経由地のマレーシアを出国するため、空港に着いたイランのサッカー女子代表選手団=3月16日、クアラルンプール(ロイター=共同)

This post is also available in: English

不可解な展開である。オーストラリアで開催中のサッカー女子アジア・カップに出場したイラン代表選手が試合で国歌を歌わず、亡命を希望した。ところがその後、一部選手らが翻意し、帰国の途についた。望んだ帰国とは思えない。

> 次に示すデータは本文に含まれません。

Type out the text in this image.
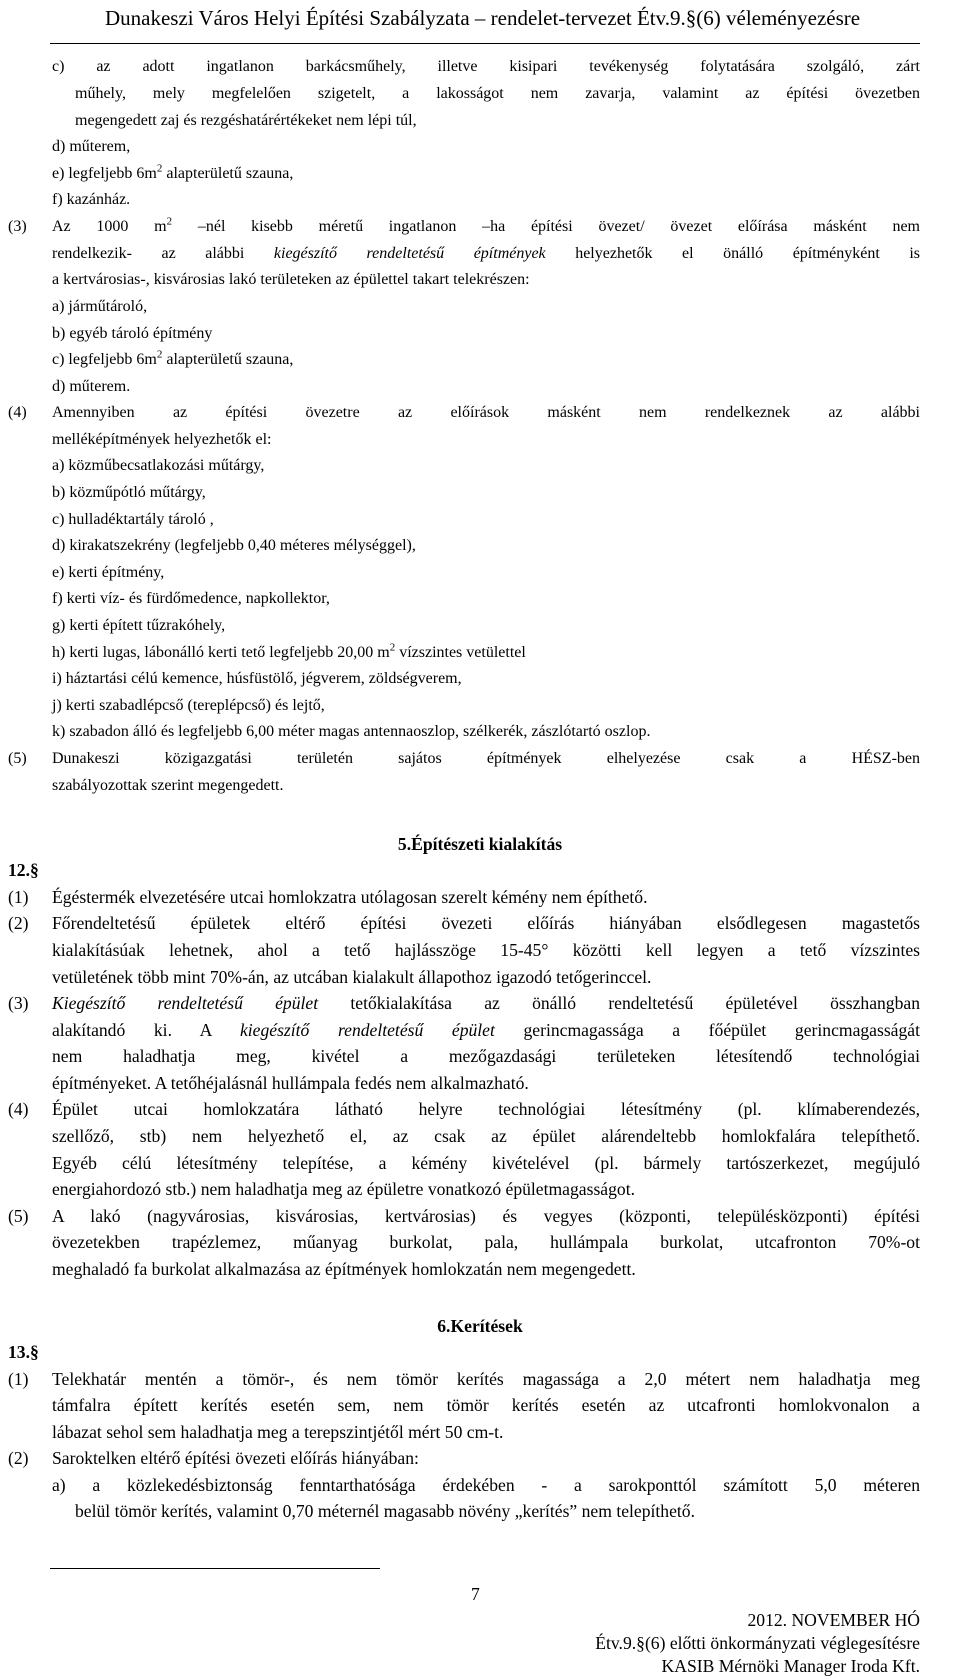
Dunakeszi Város Helyi Építési Szabályzata – rendelet-tervezet Étv.9.§(6) véleményezésre
c) az adott ingatlanon barkácsműhely, illetve kisipari tevékenység folytatására szolgáló, zárt
műhely, mely megfelelően szigetelt, a lakosságot nem zavarja, valamint az építési övezetben
megengedett zaj és rezgéshatárértékeket nem lépi túl,
d) műterem,
e) legfeljebb $6m^2$ alapterületű szauna,
f) kazánház.
(3) Az 1000 $m^2$ –nél kisebb méretű ingatlanon –ha építési övezet/ övezet előírása másként nem
rendelkezik- az alábbi kiegészítő rendeltetésű építmények helyezhetők el önálló építményként is
a kertvárosias-, kisvárosias lakó területeken az épülettel takart telekrészen:
a) járműtároló,
b) egyéb tároló építmény
c) legfeljebb $6m^2$ alapterületű szauna,
d) műterem.
(4) Amennyiben az építési övezetre az előírások másként nem rendelkeznek az alábbi
melléképítmények helyezhetők el:
a) közműbecsatlakozási műtárgy,
b) közműpótló műtárgy,
c) hulladéktartály tároló ,
d) kirakatszekrény (legfeljebb 0,40 méteres mélységgel),
e) kerti építmény,
f) kerti víz- és fürdőmedence, napkollektor,
g) kerti épített tűzrakóhely,
h) kerti lugas, lábonálló kerti tető legfeljebb 20,00 $m^2$ vízszintes vetülettel
i) háztartási célú kemence, húsfüstölő, jégverem, zöldségverem,
j) kerti szabadlépcső (tereplépcső) és lejtő,
k) szabadon álló és legfeljebb 6,00 méter magas antennaoszlop, szélkerék, zászlótartó oszlop.
(5) Dunakeszi közigazgatási területén sajátos építmények elhelyezése csak a HÉSZ-ben
szabályozottak szerint megengedett.
5.Építészeti kialakítás
12.§
(1) Égéstermék elvezetésére utcai homlokzatra utólagosan szerelt kémény nem építhető.
(2) Főrendeltetésű épületek eltérő építési övezeti előírás hiányában elsődlegesen magastetős
kialakításúak lehetnek, ahol a tető hajlásszöge 15-45° közötti kell legyen a tető vízszintes
vetületének több mint 70%-án, az utcában kialakult állapothoz igazodó tetőgerinccel.
(3) Kiegészítő rendeltetésű épület tetőkialakítása az önálló rendeltetésű épületével összhangban
alakítandó ki. A kiegészítő rendeltetésű épület gerincmagassága a főépület gerincmagasságát
nem haladhatja meg, kivétel a mezőgazdasági területeken létesítendő technológiai
építményeket. A tetőhéjalásnál hullámpala fedés nem alkalmazható.
(4) Épület utcai homlokzatára látható helyre technológiai létesítmény (pl. klímaberendezés,
szellőző, stb) nem helyezhető el, az csak az épület alárendeltebb homlokfalára telepíthető.
Egyéb célú létesítmény telepítése, a kémény kivételével (pl. bármely tartószerkezet, megújuló
energiahordozó stb.) nem haladhatja meg az épületre vonatkozó épületmagasságot.
(5) A lakó (nagyvárosias, kisvárosias, kertvárosias) és vegyes (központi, településközponti) építési
övezetekben trapézlemez, műanyag burkolat, pala, hullámpala burkolat, utcafronton 70%-ot
meghaladó fa burkolat alkalmazása az építmények homlokzatán nem megengedett.
6.Kerítések
13.§
(1) Telekhatár mentén a tömör-, és nem tömör kerítés magassága a 2,0 métert nem haladhatja meg
támfalra épített kerítés esetén sem, nem tömör kerítés esetén az utcafronti homlokvonalon a
lábazat sehol sem haladhatja meg a terepszintjétől mért 50 cm-t.
(2) Saroktelken eltérő építési övezeti előírás hiányában:
a) a közlekedésbiztonság fenntarthatósága érdekében - a sarokponttól számított 5,0 méteren
belül tömör kerítés, valamint 0,70 méternél magasabb növény „kerítés” nem telepíthető.
7
2012. NOVEMBER HÓ
Étv.9.§(6) előtti önkormányzati véglegesítésre
KASIB Mérnöki Manager Iroda Kft.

イランは言論や表現の自由が保障された社会ではない。選手らが国歌を歌わなかったことについて、イラン国営メディアなどは「母国の体制への抗議」だと批判していた。

選手や家族らに危害が及ぶ恐れはなかったのか。翻意して帰国した選手らの安全は保証されているのか。懸念は募る。

サッカー女子アジア・カップのイラン―韓国戦で、応援する熱狂的なイランサポーター=3月2日(ロイター)

イラン当局は、亡命か帰国かを問わず選手本人や家族を弾圧してはならない。国際社会やアジア・サッカー連盟(AFC)などのスポーツ界はイランが安全を確約するよう求め、履行を監視しなければなるまい。

米国、イスラエルとイランとの交戦は、選手らの豪州到着後に始まった。国歌を歌わなかったのは2日の韓国戦で、その直前にはイランの最高指導者ハメネイ師が殺害されていた。

イランでは国家に忠誠を示す行為として国際試合などでの国歌斉唱が求められている。母国の戦時に斉唱を拒否したことは相当な決断だったはずだ。国営テレビの司会者は「裏切り者は厳しい制裁を受けるべきだ」と選手を激しく非難した。

豪政府は亡命を希望したとして選手6人とスタッフ1人に人道ビザ(査証)を発給した。うち5人が帰国へと翻意した。

オーストラリアのバーク内相(右から3人目)と、同国への亡命を申請したサッカー女子イラン代表の5選手=豪州内務省が公開、日付と場所は非公表(ロイター)

英紙は、亡命を支援した在豪イラン人の話として「亡命希望者」の中に体制側のメッセージを伝える人物がおり、帰国を決断させるため、家族からの音声メッセージを選手に聞かせた疑いがあると報じた。選手の家族も体制側から脅迫された疑いがあるという。豪政府は、この報道内容を確認していない。

イラン当局は昨年12月から今年1月にかけて全土で起こった反政府デモを徹底弾圧した。2023年にノーベル平和賞を受賞した人権活動家ナルゲス・モハンマディさんへの迫害などでも国際社会の非難を浴びた。

イランではNHKのテヘラン支局長を含む邦人2人も拘束されている。日本政府は、邦人の即時解放を求めるとともに、弾圧と闘う人々や団体への国際支援に努めるべきである。